One area of particular interest was in the lack of observed differences in perceptions by race/ethnicity in Big City health departments; there were no significant differences between white staff and staff of color in their responses to “my supervisor treats me with respect,” “supervisors in my work unit support employee development,” and “my supervisor provides me with opportunities to demonstrate my leadership skills.” Supervisors in BCHC organizations are more likely to be women or people of color compared to other agencies, as is the overall workforce in BCHC agencies compared to other governmental public health agencies. This racial and ethnic representation in supervisory positions may contribute to the lack of racial or ethnic differences in perceptions of supervisory support, respect, and leadership opportunities. Supporting racial and ethnic diversity in supervisory roles in the governmental public health workforce may foster environments where staff of color feel not only more represented, but also more supported in their leadership development and aspirations.

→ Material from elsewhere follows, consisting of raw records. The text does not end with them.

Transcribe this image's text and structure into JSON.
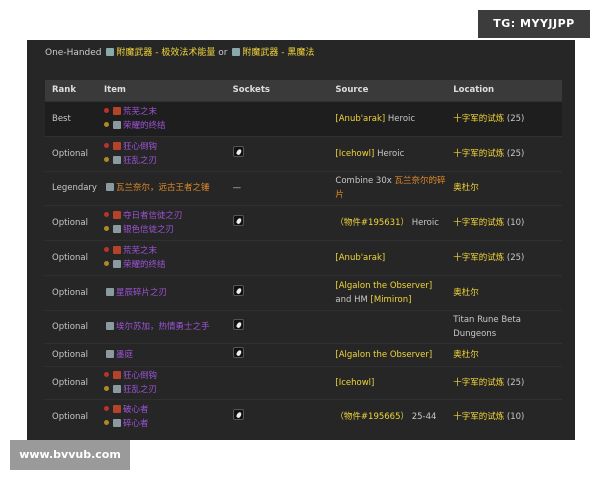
{
  "watermarks": {
    "top": "TG: MYYJJPP",
    "bottom": "www.bvvub.com"
  },
  "heading": {
    "prefix": "One-Handed",
    "enchant1": "附魔武器 - 极效法术能量",
    "or": "or",
    "enchant2": "附魔武器 - 黑魔法"
  },
  "columns": [
    "Rank",
    "Item",
    "Sockets",
    "Source",
    "Location"
  ],
  "rows": [
    {
      "rank": "Best",
      "items": [
        {
          "faction": "horde",
          "name": "荒芜之末"
        },
        {
          "faction": "alliance",
          "name": "荣耀的终结"
        }
      ],
      "socket": false,
      "source": [
        {
          "t": "[Anub'arak]",
          "c": "y"
        },
        {
          "t": " Heroic"
        }
      ],
      "location": "十字军的试炼",
      "loc_suffix": " (25)"
    },
    {
      "rank": "Optional",
      "items": [
        {
          "faction": "horde",
          "name": "狂心倒钩"
        },
        {
          "faction": "alliance",
          "name": "狂乱之刃"
        }
      ],
      "socket": true,
      "source": [
        {
          "t": "[Icehowl]",
          "c": "y"
        },
        {
          "t": " Heroic"
        }
      ],
      "location": "十字军的试炼",
      "loc_suffix": " (25)"
    },
    {
      "rank": "Legendary",
      "items": [
        {
          "name": "瓦兰奈尔，远古王者之锤",
          "quality": "legendary"
        }
      ],
      "socket_text": "—",
      "source": [
        {
          "t": "Combine 30x "
        },
        {
          "t": "瓦兰奈尔的碎片",
          "c": "o"
        }
      ],
      "location": "奥杜尔",
      "loc_suffix": ""
    },
    {
      "rank": "Optional",
      "items": [
        {
          "faction": "horde",
          "name": "夺日者信徒之刃"
        },
        {
          "faction": "alliance",
          "name": "银色信徒之刃"
        }
      ],
      "socket": true,
      "source": [
        {
          "t": "（物件#195631）",
          "c": "y"
        },
        {
          "t": "  Heroic"
        }
      ],
      "location": "十字军的试炼",
      "loc_suffix": " (10)"
    },
    {
      "rank": "Optional",
      "items": [
        {
          "faction": "horde",
          "name": "荒芜之末"
        },
        {
          "faction": "alliance",
          "name": "荣耀的终结"
        }
      ],
      "socket": false,
      "source": [
        {
          "t": "[Anub'arak]",
          "c": "y"
        }
      ],
      "location": "十字军的试炼",
      "loc_suffix": " (25)"
    },
    {
      "rank": "Optional",
      "items": [
        {
          "name": "星辰碎片之刃"
        }
      ],
      "socket": true,
      "source": [
        {
          "t": "[Algalon the Observer]",
          "c": "y"
        },
        {
          "t": " and HM "
        },
        {
          "t": "[Mimiron]",
          "c": "y"
        }
      ],
      "location": "奥杜尔",
      "loc_suffix": ""
    },
    {
      "rank": "Optional",
      "items": [
        {
          "name": "埃尔苏加，热情勇士之手"
        }
      ],
      "socket": true,
      "source": [],
      "location_plain": "Titan Rune Beta Dungeons"
    },
    {
      "rank": "Optional",
      "items": [
        {
          "name": "墨庭"
        }
      ],
      "socket": true,
      "source": [
        {
          "t": "[Algalon the Observer]",
          "c": "y"
        }
      ],
      "location": "奥杜尔",
      "loc_suffix": ""
    },
    {
      "rank": "Optional",
      "items": [
        {
          "faction": "horde",
          "name": "狂心倒钩"
        },
        {
          "faction": "alliance",
          "name": "狂乱之刃"
        }
      ],
      "socket": false,
      "source": [
        {
          "t": "[Icehowl]",
          "c": "y"
        }
      ],
      "location": "十字军的试炼",
      "loc_suffix": " (25)"
    },
    {
      "rank": "Optional",
      "items": [
        {
          "faction": "horde",
          "name": "破心者"
        },
        {
          "faction": "alliance",
          "name": "碎心者"
        }
      ],
      "socket": true,
      "source": [
        {
          "t": "（物件#195665）",
          "c": "y"
        },
        {
          "t": "  25-44"
        }
      ],
      "location": "十字军的试炼",
      "loc_suffix": " (10)"
    }
  ],
  "colors": {
    "panel": "#262626",
    "header": "#3a3a3a",
    "epic": "#9d54d8",
    "legendary": "#e08a2b",
    "link": "#f1d53a"
  }
}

Beyond job satisfaction lies more challenging existential questions about the future of governmental public health. Chronic underinvestment in public health systems contributed to the US having some of the worst outcomes in the COVID pandemic [31]. In large part, this is because dollars in public health overwhelmingly go toward people. And in the years leading up to COVID-19, over 50,000 jobs were lost among state and local health departments. To ‘build back better,’ governments across the United States must successfully hire tens of thousands of young people and retain them. This is no small task, and one public health has not historically been successful at [32]. Yet data across two major national surveys gives hints of what leadership in agencies may do - certainly, try and compete on pay where possible, but also invest in improving the workplace environment and creating clear paths for promotion and incentives for retention. Data in these surveys show it may be helpful for all staff, and especially for young and educated staff, who are more likely to be diverse than their older counterparts.

Limitations

There are several limitations to this study worth considering. The most significant is of generalizability. While it is the case that the FEVS data are representative nationally for 2014 and 2017, we included only SHA-CO and BCHC LHDs that participated in 2014 and 2017. While this increases comparability in a multi-cross sectional approach, it moderates generalizability to non-participating agencies. It is also not representative of mid-size or small LHDs. An additional consideration is the self-reported nature of the results. Because this analysis is generally concerned with workplace perceptions, job satisfaction, and intent to leave, self-report is an appropriate data collection modality. Finally, intent to leave is not completely determinative of actual separations [33]. Research in this population suggests about half of those who intended to leave do, and about a quarter of those who did not indicate they were considering leaving did so between 2014 and 2017.

Conclusion

While these findings suggest an overall improvement in the governmental public health workplace environment, there is a significant need for agencies to pursue strong retention and recruitment strategies. This involves building employee morale, providing opportunities for growth, and nurturing creativity and innovation. At the same time, it is essential that agencies institutionalize a culture of diversity, equity, and inclusion at all organizational levels.